# Why does sin converge not the cos?

1. Oct 11, 2006

### Song

thanks...................

2. Oct 11, 2006

### Song

alternating series
for example
Sigma (-1)^n sin(Pi/n) compare with Signma(-1)^n cos (Pi/n)

3. Oct 11, 2006

### StatusX

What do the terms look like as n->infinity?

4. Oct 11, 2006

### Song

With calculator, I can see the difference.

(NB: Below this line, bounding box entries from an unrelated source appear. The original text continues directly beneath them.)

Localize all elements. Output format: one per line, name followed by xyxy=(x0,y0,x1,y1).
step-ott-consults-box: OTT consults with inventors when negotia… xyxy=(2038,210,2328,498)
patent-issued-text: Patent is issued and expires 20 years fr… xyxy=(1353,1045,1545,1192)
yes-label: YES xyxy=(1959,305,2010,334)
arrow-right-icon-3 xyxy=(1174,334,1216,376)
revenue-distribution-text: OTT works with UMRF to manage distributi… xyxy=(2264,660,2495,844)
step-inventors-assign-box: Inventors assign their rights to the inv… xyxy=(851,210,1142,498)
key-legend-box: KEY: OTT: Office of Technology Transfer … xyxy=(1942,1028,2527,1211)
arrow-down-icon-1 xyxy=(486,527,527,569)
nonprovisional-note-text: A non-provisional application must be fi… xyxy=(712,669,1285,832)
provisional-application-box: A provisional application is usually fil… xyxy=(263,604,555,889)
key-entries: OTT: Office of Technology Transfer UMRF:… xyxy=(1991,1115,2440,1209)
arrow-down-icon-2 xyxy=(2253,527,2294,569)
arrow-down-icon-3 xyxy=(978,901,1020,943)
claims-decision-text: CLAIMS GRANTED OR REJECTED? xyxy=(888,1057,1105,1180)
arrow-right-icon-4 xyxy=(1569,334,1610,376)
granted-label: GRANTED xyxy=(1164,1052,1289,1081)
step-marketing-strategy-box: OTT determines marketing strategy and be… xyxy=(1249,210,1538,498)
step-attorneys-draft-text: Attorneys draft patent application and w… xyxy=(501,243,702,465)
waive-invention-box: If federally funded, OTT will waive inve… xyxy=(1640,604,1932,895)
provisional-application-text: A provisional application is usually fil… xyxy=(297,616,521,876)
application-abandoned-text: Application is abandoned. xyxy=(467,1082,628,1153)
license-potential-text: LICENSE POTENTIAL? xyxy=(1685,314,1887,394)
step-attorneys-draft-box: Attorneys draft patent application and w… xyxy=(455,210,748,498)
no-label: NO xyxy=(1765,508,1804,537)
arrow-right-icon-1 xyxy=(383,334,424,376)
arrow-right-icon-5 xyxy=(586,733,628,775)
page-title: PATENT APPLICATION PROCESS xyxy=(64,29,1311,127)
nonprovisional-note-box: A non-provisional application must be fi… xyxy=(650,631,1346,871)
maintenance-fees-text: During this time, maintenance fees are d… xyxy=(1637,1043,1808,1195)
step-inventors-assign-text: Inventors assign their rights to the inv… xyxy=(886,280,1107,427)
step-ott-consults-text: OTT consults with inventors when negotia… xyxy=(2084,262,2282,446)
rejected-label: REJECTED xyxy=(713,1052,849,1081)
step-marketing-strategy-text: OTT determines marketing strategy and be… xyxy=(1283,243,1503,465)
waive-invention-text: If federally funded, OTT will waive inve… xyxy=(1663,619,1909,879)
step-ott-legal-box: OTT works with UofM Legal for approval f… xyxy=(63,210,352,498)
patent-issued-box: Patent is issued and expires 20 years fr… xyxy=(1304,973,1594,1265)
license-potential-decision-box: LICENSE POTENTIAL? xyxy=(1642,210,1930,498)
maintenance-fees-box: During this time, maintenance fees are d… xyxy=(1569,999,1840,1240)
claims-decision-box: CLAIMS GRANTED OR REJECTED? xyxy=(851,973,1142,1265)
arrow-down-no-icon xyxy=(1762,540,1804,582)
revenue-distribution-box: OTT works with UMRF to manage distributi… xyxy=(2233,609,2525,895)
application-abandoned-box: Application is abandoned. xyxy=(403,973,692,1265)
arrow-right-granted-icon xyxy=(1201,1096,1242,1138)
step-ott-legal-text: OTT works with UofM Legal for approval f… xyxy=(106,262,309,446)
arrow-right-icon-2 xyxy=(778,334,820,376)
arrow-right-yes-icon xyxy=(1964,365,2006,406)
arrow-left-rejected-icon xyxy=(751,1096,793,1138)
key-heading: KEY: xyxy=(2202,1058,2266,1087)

But how do you analyze this without using calculator?

5. Oct 11, 2006

### StatusX

As n gets large, pi/n goes to zero.

6. Oct 11, 2006

### Song

For sin -0+1-sqrt(3)/2+sqrt(2)/2 ------>althernating series ---->conver.
con -1+0-1/2+sqrt(2)/2-sqrt(3)/2 ---------increasing---diver.

7. Oct 11, 2006

### Song

oh..i see now.

So the lim for Sin(pi/n) = 0-->can't be determined...if con or div.
lim for Cos (pi/n) = 1 by div. test, it's div.

Last edited: Oct 11, 2006
8. Oct 11, 2006

### matt grime

Uh? Sorry, what the heck is this all about? I've not understood a single word of what's been typed.

9. Oct 11, 2006

### Song

To check Sigma (-1)^n sin(Pi/n) and Signma(-1)^n cos (Pi/n) are divergent or convergent.

10. Oct 11, 2006

### Song

Analyzing it without calculator.

11. Oct 11, 2006

### StatusX

Actually you can say whether the sin series converges because it is an alternating series.

12. Oct 11, 2006

### Song

Thanks.........................

13. Oct 11, 2006

### matt grime

And that bears what relation to your first post? We are not psychics. Post full questions.

For the question, as has been noted, one has terms that do not tend to zero, so the sum can't converge, and one passes the alternating series test.

Note that it is impossible to work out the answer *with* a calculator.